My understanding of the bill before us is that this is not the direction in which the government is urging us to go, because this decision will lie with the Minister of Justice. Once again, this is not personal. We are not saying that the Minister of Justice is incapable of making good decisions. We are saying “Why not go along with a trend we are seeing in public administration, which is to separate the legislative arm from the executive arm so that the people making the decisions are independent, free from any political interference?”
As we can well realize, we have before us someone who is sad. Unfortunately, I believe we will be extremely aggressive in this instance, as a group of parliamentarians, and will do our best in order to gain an end: the breaking up of this bill. I do not think that is anything unreasonable.
I can see my colleagues in the government majority, and they will agree with me that everyone stands to gain from having clear ideas when involved in politics, that everyone gains if we all understand what we are voting on.

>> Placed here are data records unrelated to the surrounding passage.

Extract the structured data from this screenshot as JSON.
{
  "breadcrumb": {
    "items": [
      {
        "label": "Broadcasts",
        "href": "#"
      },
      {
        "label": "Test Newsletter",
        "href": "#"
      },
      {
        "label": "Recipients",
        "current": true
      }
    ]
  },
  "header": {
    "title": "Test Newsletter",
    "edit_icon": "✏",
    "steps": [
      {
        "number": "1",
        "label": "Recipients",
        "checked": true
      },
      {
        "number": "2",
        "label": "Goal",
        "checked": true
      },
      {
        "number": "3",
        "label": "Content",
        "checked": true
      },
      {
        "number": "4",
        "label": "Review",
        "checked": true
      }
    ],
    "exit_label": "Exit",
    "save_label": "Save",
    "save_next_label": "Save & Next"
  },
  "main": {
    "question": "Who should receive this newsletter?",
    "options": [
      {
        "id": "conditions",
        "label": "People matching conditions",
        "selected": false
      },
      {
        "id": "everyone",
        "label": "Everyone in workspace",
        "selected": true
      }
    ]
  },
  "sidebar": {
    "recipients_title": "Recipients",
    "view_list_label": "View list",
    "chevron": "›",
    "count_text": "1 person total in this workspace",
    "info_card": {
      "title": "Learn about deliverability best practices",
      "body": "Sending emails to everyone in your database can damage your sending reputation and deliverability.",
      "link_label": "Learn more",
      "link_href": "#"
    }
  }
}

There is one important point to be raised. Does Bill C-15 have to be the government's priority? In my riding, four bars have been blown up, so far. The biker gang wars are on again in Montreal, although some people may be under the illusion that things had calmed down. That is not so. Bars are being blown up. It started in Saint-Henri, and now it has spread to Hochelaga—Maisonneuve. The member for Berthier—Montcalm and myself, along with our colleague, the critic for the solicitor general, have worked very, very hard in parliamentary committee to improve Bill C-95, which has now become Bill C-24.
The bill is not perfect, as we know. At least the offences have been described better. Aggravating circumstances have been added. The definitions are better, so that some people who were not covered in the past now are. With Bill C-24, people at any place in the legal system will be better protected.
We would have liked to have seen the process take a better course than this. There were many other priorities for the government than to bring Bill C-15 before us.
I will make a short digression into the area of health, which is my primary area of responsibility after all. The hon. member for Drummond, who is no hothead, not one to get carried out or to lack judgment—in fact her judgment is very sound when she addressed these issues—made a comment in connection with the bill proposed by the government on the new technologies of assisted reproduction that it has a constant tendency to resort to omnibus bills. It was were not able to immediately propose to us a bill that would have banned cloning for reproductive purposes, as well as for therapeutic purposes.
The opposition has worked hard to help with a problem and a bill like this one. I repeat, why do we have such an ill-conceived bill, one that is likely to implode because of all the contradictions it contains? We could have had a debate on reproductive technologies, because—let us not forget—there is a legal void at the moment.
It is not unthinkable that a researcher in Italy, Germany, France or anywhere else in the world could arrive in Canada and start playing around with human embryos and end up in a situation where genetic engineering could lead to cloning. Our hands would be totally tied.
As we saw this summer, there is a legal void, because there is nothing in the criminal code to allow the crown to take action on this basis. This is something we could have done.
In closing, I would say the best thing we could do would be to decide to split the bill. The government should act on this request. Once the bill is split, the government could count on the opposition to do its usual responsible and thorough work.